Dans les facteurs de réussite, je partage avec Lénaïc le fait de dégager du temps pour s’occuper de Robin. Nous avons fait le choix de garder Robin avec nous le plus longtemps possible jusqu’à son entrée à l’école (a priori nous ne souhaitons pas faire l’école à la maison pour Robin, à voir s’il réussira à s’adapter au milieu scolaire évidemment). C’est aussi un facteur de réussite pour nous de ne pas avoir dû le mettre en garde sur ses premières années de vie. C’est un choix plus difficile qu’il n’y paraît, tant en termes d’organisation que de rapport à la fatigue et la patience, mais nous en sommes fiers. Pour finir, la reconnaissance de ma famille, et en particulier de mes « détracteurs », n’a plus la moindre importance pour moi. Je regrette un peu d’avoir mis le curseur à cet endroit dans ma vie « d’avant », car j’ai dépensé beaucoup d’énergie pour finalement un résultat qui n’a eu aucun intérêt. Mon conseil serait de se laisser porter par ceux qui nous encouragent et de ne pas attacher d’importance à ceux qui portent un jugement négatif. Attention tout de même à savoir faire la différence entre des jugements hâtifs et des critiques constructives. Ces détracteurs comprendront peut-être un jour, mais en attendant, on aura besoin de ne pas éparpiller notre énergie pour éviter l’essoufflement. J’ai par contre un réel besoin de reconnaissance de mes amis : je suis fier d’avoir des amis qui s’intéressent à notre projet de vie sans en être des détracteurs : on peut évidemment se renseigner sans préjuger des choix de vie d’autrui qui ne sont pas les nôtres.

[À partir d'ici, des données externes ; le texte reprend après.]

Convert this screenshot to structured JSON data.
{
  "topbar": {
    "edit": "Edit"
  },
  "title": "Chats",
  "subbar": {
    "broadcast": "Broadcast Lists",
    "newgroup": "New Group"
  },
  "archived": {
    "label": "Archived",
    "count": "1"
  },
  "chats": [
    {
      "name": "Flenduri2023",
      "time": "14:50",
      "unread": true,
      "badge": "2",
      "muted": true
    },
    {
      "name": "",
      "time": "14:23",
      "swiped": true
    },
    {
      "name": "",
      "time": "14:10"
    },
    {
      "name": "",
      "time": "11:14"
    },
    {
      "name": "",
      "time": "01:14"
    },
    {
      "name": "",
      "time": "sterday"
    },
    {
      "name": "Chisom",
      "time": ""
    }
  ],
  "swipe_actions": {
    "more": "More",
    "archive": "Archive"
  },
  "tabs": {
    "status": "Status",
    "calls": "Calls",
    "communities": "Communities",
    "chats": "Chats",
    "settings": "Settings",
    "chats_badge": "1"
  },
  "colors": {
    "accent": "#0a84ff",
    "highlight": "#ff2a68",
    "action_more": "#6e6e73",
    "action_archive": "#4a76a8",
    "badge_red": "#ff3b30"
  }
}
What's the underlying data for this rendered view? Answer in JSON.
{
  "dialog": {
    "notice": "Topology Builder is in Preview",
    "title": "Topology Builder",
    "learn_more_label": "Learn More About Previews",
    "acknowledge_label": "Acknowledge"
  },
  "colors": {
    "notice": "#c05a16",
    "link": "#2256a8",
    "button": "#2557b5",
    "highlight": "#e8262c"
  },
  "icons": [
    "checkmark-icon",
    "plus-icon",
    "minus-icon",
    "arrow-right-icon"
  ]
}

Vous l’aurez compris, il est important de faire le point sur nos facteurs de réussite. Quels sont-ils actuellement ? Ont-ils évolué ? Sont-ils encore en lien avec notre vision des choses ? Je vous spoile un peu la fin mais c’est important d’être fier de soi car il y a des chances que certaines personnes qu'on estime beaucoup n’accordent pas beaucoup de crédit à notre projet, tant qu’il ne correspondra pas à leurs propres facteurs de réussite. Pour faire l’avocat du diable, si un de nos proches citadins considère qu’avoir le SUV dernier cri est un facteur de réussite, ça ne nous parlera probablement pas du tout. Dans ce cas précis, c’est nous qui n’accorderions pas de crédit à son projet. Ce fonctionnement marche dans les deux sens forcément, et on a probablement pu être, nous-même sans nous en rendre compte, cette personne un peu rabat-joie pour quelqu’un qui avait d’autres facteurs de réussite que les nôtres. La grosse différence c’est que nous sommes en train de revoir nos propres facteurs de réussite dans une compréhension holistique des choses et pas simplement pour les calquer sur une vision sociétale de marketing occidental. Donc a priori nous n'achèterons pas de SUV, non pas parce que nous n’en avons pas les moyens, mais parce que ça n’a aucun sens, dans notre projet et pour nous. Ce qui sera une vraie réussite finalement !
Définir sa propre vision de la réussite.
Réussir à créer un peu de résilience, à donner de l’importance à ce qu’on appelle les low-tech, retrouver du temps et de l’humanité dans les relations, garder du confort et des relations sociales, prendre le temps de voir grandir Robin dans un cadre où on sait ce qu’il mange, voilà nos facteurs de réussite actuels. Nous sommes très fiers d’avoir fait ces choix et croyez-moi, ce n’est franchement pas simple au quotidien.